Abstract

The cytology of thalamocortical relay neuron degeneration in the ventral medial geniculate nucleus (vMG) of mice homozygous for the autosomal recessive Purkinje cell degeneration (pcd) mutation has been studied by light and electron microscopy. More limited sampling of the submedial and mediodorsal nuclei suggested that cytological alterations in the vMG were typical of all degenerating thalamic nuclei.

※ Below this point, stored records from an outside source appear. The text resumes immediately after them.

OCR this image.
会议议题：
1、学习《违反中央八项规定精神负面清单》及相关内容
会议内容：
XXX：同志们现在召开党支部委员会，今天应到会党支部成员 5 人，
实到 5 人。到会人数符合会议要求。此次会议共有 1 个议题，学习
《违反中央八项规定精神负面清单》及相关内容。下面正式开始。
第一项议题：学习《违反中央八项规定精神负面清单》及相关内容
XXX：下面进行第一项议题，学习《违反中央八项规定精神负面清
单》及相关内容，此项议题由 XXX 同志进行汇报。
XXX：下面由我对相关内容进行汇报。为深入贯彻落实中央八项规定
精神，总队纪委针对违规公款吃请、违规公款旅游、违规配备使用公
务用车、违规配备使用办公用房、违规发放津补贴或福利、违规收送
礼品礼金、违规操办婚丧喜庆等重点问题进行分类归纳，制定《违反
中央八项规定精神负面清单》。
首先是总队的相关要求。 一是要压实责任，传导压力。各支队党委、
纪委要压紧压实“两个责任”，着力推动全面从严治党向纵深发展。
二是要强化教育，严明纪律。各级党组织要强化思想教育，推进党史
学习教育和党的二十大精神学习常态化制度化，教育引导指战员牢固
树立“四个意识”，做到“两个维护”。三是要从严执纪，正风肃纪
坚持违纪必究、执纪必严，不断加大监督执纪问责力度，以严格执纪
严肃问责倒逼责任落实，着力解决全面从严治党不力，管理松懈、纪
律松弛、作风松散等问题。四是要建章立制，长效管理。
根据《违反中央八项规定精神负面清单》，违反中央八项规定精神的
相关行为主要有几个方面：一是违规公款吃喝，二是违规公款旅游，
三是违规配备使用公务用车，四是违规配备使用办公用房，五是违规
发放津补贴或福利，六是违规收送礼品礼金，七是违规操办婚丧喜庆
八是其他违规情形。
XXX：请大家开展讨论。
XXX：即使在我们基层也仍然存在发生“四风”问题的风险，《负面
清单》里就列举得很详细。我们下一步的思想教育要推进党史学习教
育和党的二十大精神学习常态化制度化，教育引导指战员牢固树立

The number of vMG neurons in pcd mutants was comparable to controls at and prior to postnatal day 40 (P40). By P60 seventy percent, and by P90 approximately 90%, of the original complement of vMG neurons had degenerated in mutant mice. At P30, the general cytological organization of vMG neurons closely resembled that of neurons in littermate (+/+ or +/pcd) controls, but neurons in mutants were distinguished by the presence of small aggregates of fine granules (approximately 9 nm in diameter) that were commonly associated with otherwise normal cisternae of rough endoplasmic reticulum; neither the number nor the size of these granular aggregates increased in older mutants. By P50 cytoplasmic organelles were curiously distributed in more severely affected neurons: large areas of cytoplasm were occupied exclusively by polysomes, while profiles of endoplasmic reticulum and the Golgi apparatus appeared to be reduced. Before frank degenerative changes were apparent (at P50), all classes of synaptic terminals identified in normal mice were found to have made morphologically normal synaptic contacts on mutant vMG neuron dendrites. In contrast to the homologous nuclear complex in the cat, presynaptic dendrites were not apparent in synaptic glomeruli in wild-type or mutant murine vMG. Cytopathological alterations in the neuropil of P50 and older mutants were dominated by degenerating dendritic profiles; there was no evidence that the loss of thalamic neurons in pcd mutants was associated with synaptic agenesis or dysgenesis or the prior or concurrent degeneration of afferent synaptic terminals.